Indiana has joined a small group of states that have made it a crime for banks and credit card companies to track purchases of guns and ammunition through the use of a special code.


Earlier this month, Gov. Eric Holcomb signed House Bill 1084 into law. The legislation bars financial service companies from declining a transaction tied to a merchant category code designated for firearms products. Credit card companies use the codes to indicate the types of products and services being purchased by a cardholder.


State Rep. Jake Teshka, R-North Liberty, sponsored the measure. It comes roughly 18 months after the International Organization for Standardization’s Registration and Maintenance Management Group accepted a request made by a New York-based bank. Attorneys general from New York and California also supported the move, saying it would help track suspicious gun sales.

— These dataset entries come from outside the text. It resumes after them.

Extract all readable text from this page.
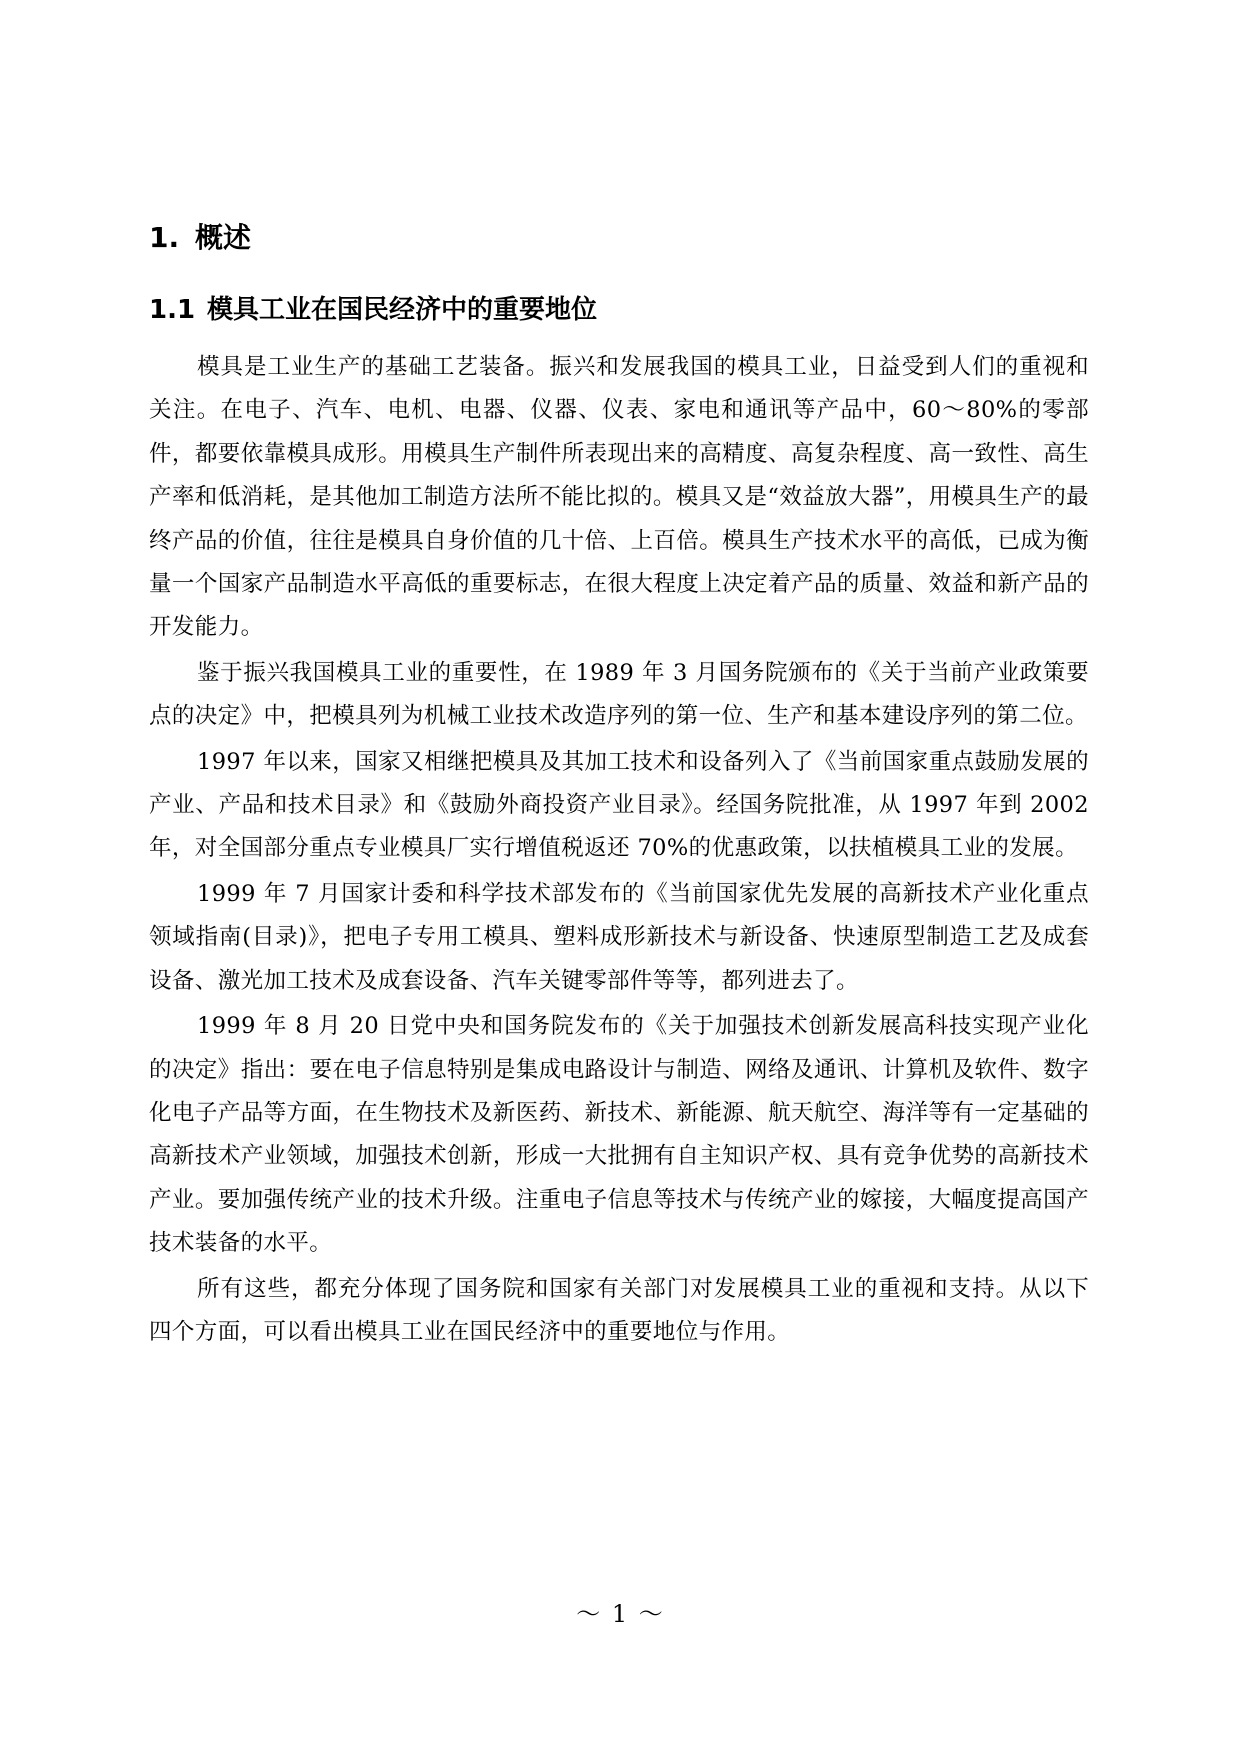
1. 概述
1.1 模具工业在国民经济中的重要地位

模具是工业生产的基础工艺装备。振兴和发展我国的模具工业，日益受到人们的重视和关注。在电子、汽车、电机、电器、仪器、仪表、家电和通讯等产品中，60～80%的零部件，都要依靠模具成形。用模具生产制件所表现出来的高精度、高复杂程度、高一致性、高生产率和低消耗，是其他加工制造方法所不能比拟的。模具又是“效益放大器”，用模具生产的最终产品的价值，往往是模具自身价值的几十倍、上百倍。模具生产技术水平的高低，已成为衡量一个国家产品制造水平高低的重要标志，在很大程度上决定着产品的质量、效益和新产品的开发能力。

鉴于振兴我国模具工业的重要性，在 1989 年 3 月国务院颁布的《关于当前产业政策要点的决定》中，把模具列为机械工业技术改造序列的第一位、生产和基本建设序列的第二位。

1997 年以来，国家又相继把模具及其加工技术和设备列入了《当前国家重点鼓励发展的产业、产品和技术目录》和《鼓励外商投资产业目录》。经国务院批准，从 1997 年到 2002 年，对全国部分重点专业模具厂实行增值税返还 70%的优惠政策，以扶植模具工业的发展。

1999 年 7 月国家计委和科学技术部发布的《当前国家优先发展的高新技术产业化重点领域指南(目录)》，把电子专用工模具、塑料成形新技术与新设备、快速原型制造工艺及成套设备、激光加工技术及成套设备、汽车关键零部件等等，都列进去了。

1999 年 8 月 20 日党中央和国务院发布的《关于加强技术创新发展高科技实现产业化的决定》指出：要在电子信息特别是集成电路设计与制造、网络及通讯、计算机及软件、数字化电子产品等方面，在生物技术及新医药、新技术、新能源、航天航空、海洋等有一定基础的高新技术产业领域，加强技术创新，形成一大批拥有自主知识产权、具有竞争优势的高新技术产业。要加强传统产业的技术升级。注重电子信息等技术与传统产业的嫁接，大幅度提高国产技术装备的水平。

所有这些，都充分体现了国务院和国家有关部门对发展模具工业的重视和支持。从以下四个方面，可以看出模具工业在国民经济中的重要地位与作用。

～ 1 ～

“Lawful Hoosier gun owners shouldn’t have to worry about their firearm purchases being tracked and stored in a database somewhere,” Teshka said last month after his bill passed the House. “Without the protections in this bill, these codes could allow gun-owning citizens’ privacy to be violated simply for exercising a constitutional right.”


Companies found to violate the law would be subject to fines of up to $10,000. While HB1084 takes effect on July 1, provisions related to credit and debit card payments will take effect in October and are limited to only purchases made within the state.


According to the National Shooting Sports Foundation, Indiana joins Florida, Idaho, Mississippi, Montana, North Dakota, Texas, Utah and West Virginia in passing such laws to bar companies from blocking or tracking such transactions.


Similar legislation has been discussed in Tennessee and Ohio among other states.


However, California lawmakers have passed a law requiring retailers to use the code to track purchases considered suspicious.


The industry group supported the measure, saying it violates the U.S. Constitution.


“Corporate banks and the federal government have already proven they will run roughshod over Second Amendment and privacy rights,” said Lawrence G. Jeane, the foundation’s senior vice president and general counsel. “The need to safeguard private and legal purchases of firearms and ammunition by law-abiding citizens has never been greater.”